It Follows: la recensione dell'horror di David Robert Mitchell
Uno degli horror più calati dentro il suo tempo che si siano visti da diverso tempo a questa parte: tanto da essere quasi un film generazionale.
David Robert Mitchell è del 1974, come me. I protagonisti del suo film hanno una ventina d’anni - anno più, anno meno. E It Follows è uno degli horror più calati dentro il suo tempo che si siano visti da diverso tempo a questa parte.
Tanto da essere quasi un film generazionale, con quel friccicorio anni Ottanta che lo pervade, la bellissima colonna sonora di Disasterpeace imbottita di sintetizzatori, le bmx e il feeling carpenteriano che stanno lì a confermarlo, invece che smentirlo.
Ambientato all’inizio di un autunno che sfocerà inevitabilmente in un inverno - non nella più canonica estate - e nella città simbolo della crisi di questi anni - una Detroit tutta suburbia e rovine urbane -, quello di Mitchell è un horror sulle ansie, le paranoie e le incertezze che segnano i nostri giorni e fanno del futuro dei più giovani un campo minato: altro che AIDS e malattie sessualmente trasmissibili.

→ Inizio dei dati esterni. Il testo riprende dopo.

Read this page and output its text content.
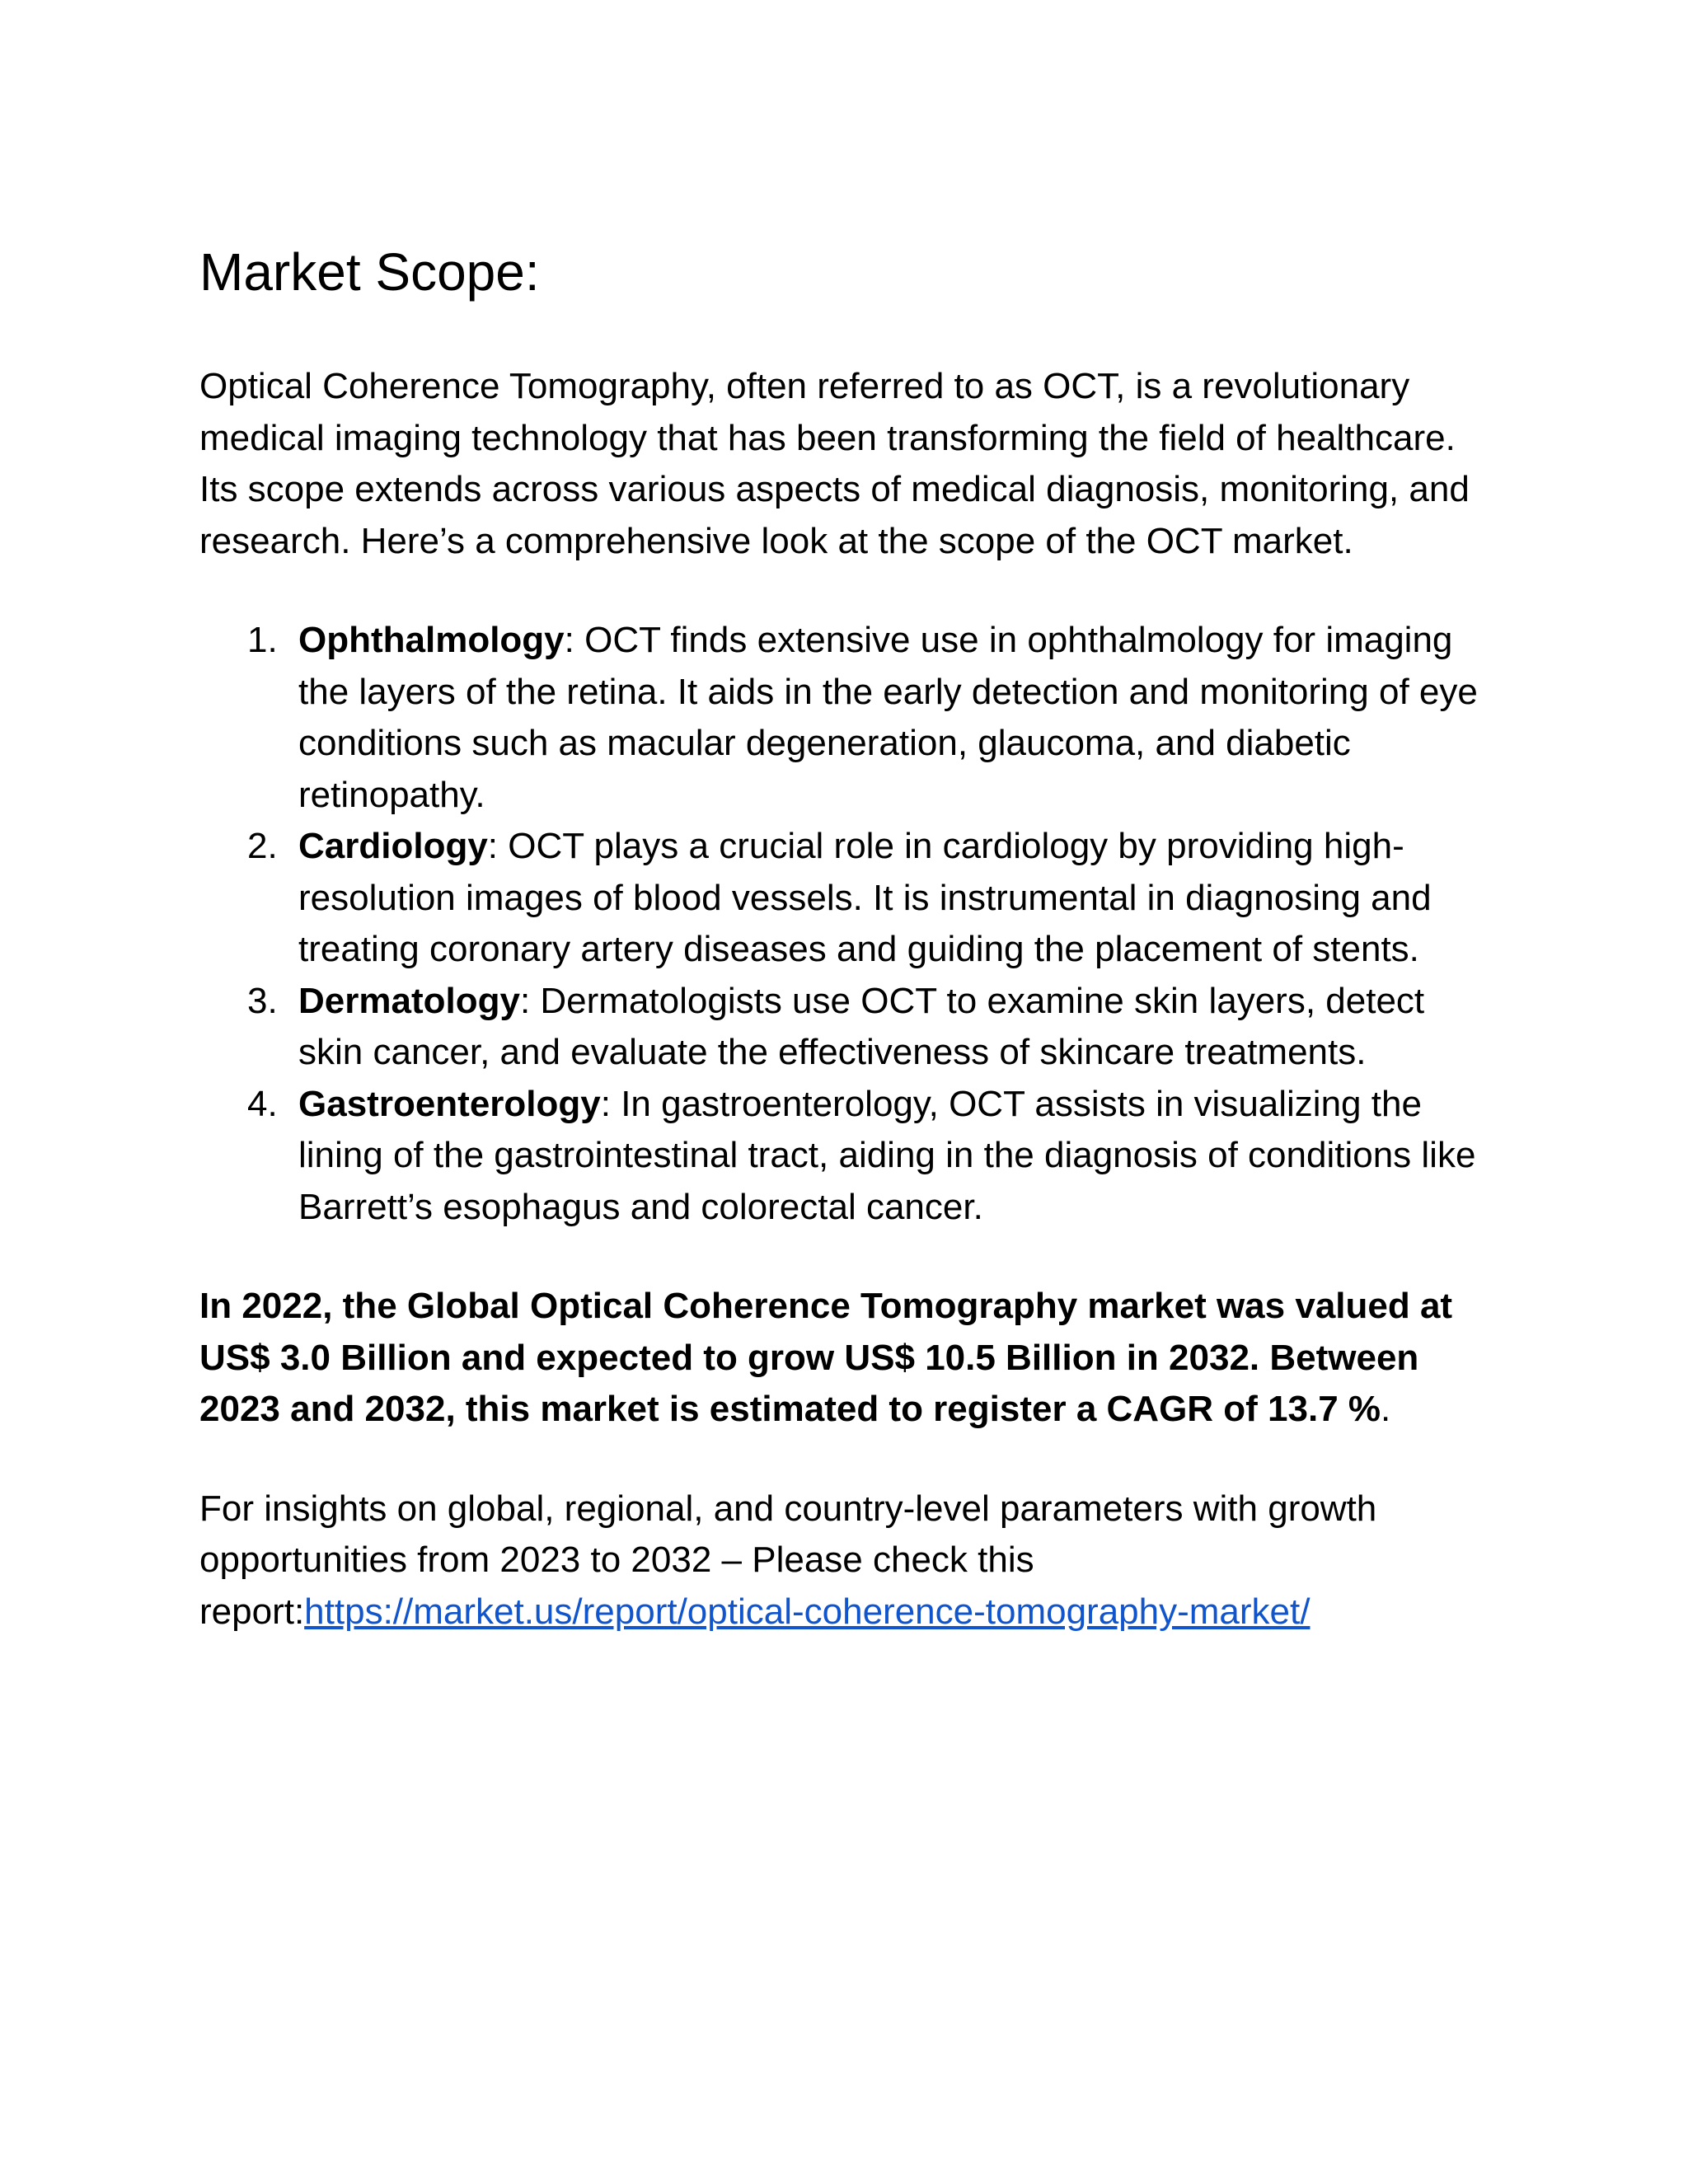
Market Scope:

Optical Coherence Tomography, often referred to as OCT, is a revolutionary medical imaging technology that has been transforming the field of healthcare. Its scope extends across various aspects of medical diagnosis, monitoring, and research. Here’s a comprehensive look at the scope of the OCT market.

1. Ophthalmology: OCT finds extensive use in ophthalmology for imaging the layers of the retina. It aids in the early detection and monitoring of eye conditions such as macular degeneration, glaucoma, and diabetic retinopathy.
2. Cardiology: OCT plays a crucial role in cardiology by providing high-resolution images of blood vessels. It is instrumental in diagnosing and treating coronary artery diseases and guiding the placement of stents.
3. Dermatology: Dermatologists use OCT to examine skin layers, detect skin cancer, and evaluate the effectiveness of skincare treatments.
4. Gastroenterology: In gastroenterology, OCT assists in visualizing the lining of the gastrointestinal tract, aiding in the diagnosis of conditions like Barrett’s esophagus and colorectal cancer.

In 2022, the Global Optical Coherence Tomography market was valued at US$ 3.0 Billion and expected to grow US$ 10.5 Billion in 2032. Between 2023 and 2032, this market is estimated to register a CAGR of 13.7 %.

For insights on global, regional, and country-level parameters with growth opportunities from 2023 to 2032 – Please check this report:https://market.us/report/optical-coherence-tomography-market/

Basterebbe l’incipit del film, per capirlo: una ragazza esce di casa correndo, scappa da qualcosa che non vediamo, che nessuno tranne lei può vedere; suo padre la segue, la ragazza lo rassicura ma non ci crede nemmeno lei; l’adulto non capisce; la ragazza fugge, è sola, è notte; sa di non avere scampo, fa solo in tempo a chiamare a casa: ti voglio bene, dice al padre, scusami se ogni tanto non lo dimostro.
Sono solo i turbamenti dell’adolescenza? Le irrequietudini che accompagnano l’ingresso all’età adulta? Sono quelle paure che non si riescono a spiegare, quelle insicurezze che ci rendono insopportabili anche quando non vorremmo? Sì, certo lo sono. Sono quelle, e sono quelle ansie lasciateci in eredità da un mondo che non offre più alcun punto di riferimento solido, tantomeno un qualche appiglio identitario.
Se non lo sanno nemmeno loro, chi sono davvero e chi saranno, i protagonisti di It Follows, che vanno al cinema a vedere Sciarada e nel mentre giocano a chi-vorresti-essere (e lui vorrebbe essere un bambino, guarda un po’), perché dovremmo essere così sicuri noi, e dare un’etichietta meno generica dell’”it” del titolo alla cosa che perseguita Jay, e i suoi amici? Quella cosa senza volto - anzi, dai mille volti sempre diversi - che la segue con la lentezza che si può permettere qualcosa di inesorabile e di ineluttabile, come la morte, e che si passa col sesso?
Già, il sesso. Facile se si vuole esser pigri parlare allora di MST, ma qui le cose sono più ampie, sono più complesse, e il sesso è solo un pretesto, che però fa perfettamente scopa col desiderio impellente di trovare una parentesi, una via di fuga dalle mille cose senza nome e senza volto che ci angosciano e ci perseguitano. Il sesso come evasione, più che come contagio: e se è anche quello, basti ricordare che l’orgasmo è una piccola morte. Eros e thanatos.
David Robert Mitchell è uno bravo, e lo aveva già dimostrato abbondantemente con The Myth of the American Sleepover: recuperatelo al più presto. Aveva già dimostrato di saper raccontare (bene) la giovinezza, le incertezze, l’intimità, la sessualità. Qui fa vedere pure di aver studiato, citando il Carpenter più paranoide de La cosa e del Signore del Male, senza mai compromettere uno stile personale caratterizzato da una densità liquida, da una morbidezza acquatica e ipnotica ripresa nelle piscine, nei getti d’acqua e nelle acque lacustri che costellano il film e ne segnano i momenti principali, dall’inizio alla fine. E seducendoti con un eleganza fatta di dettagli piccoli e grandi, creando una tensione (capace di sfociare in spaventi a sorpresa mai da quattro soldi, altro che James Wan) che è quella dello stato di costante smarrimento e di perturbazione esistenziale dei suoi protagonisti.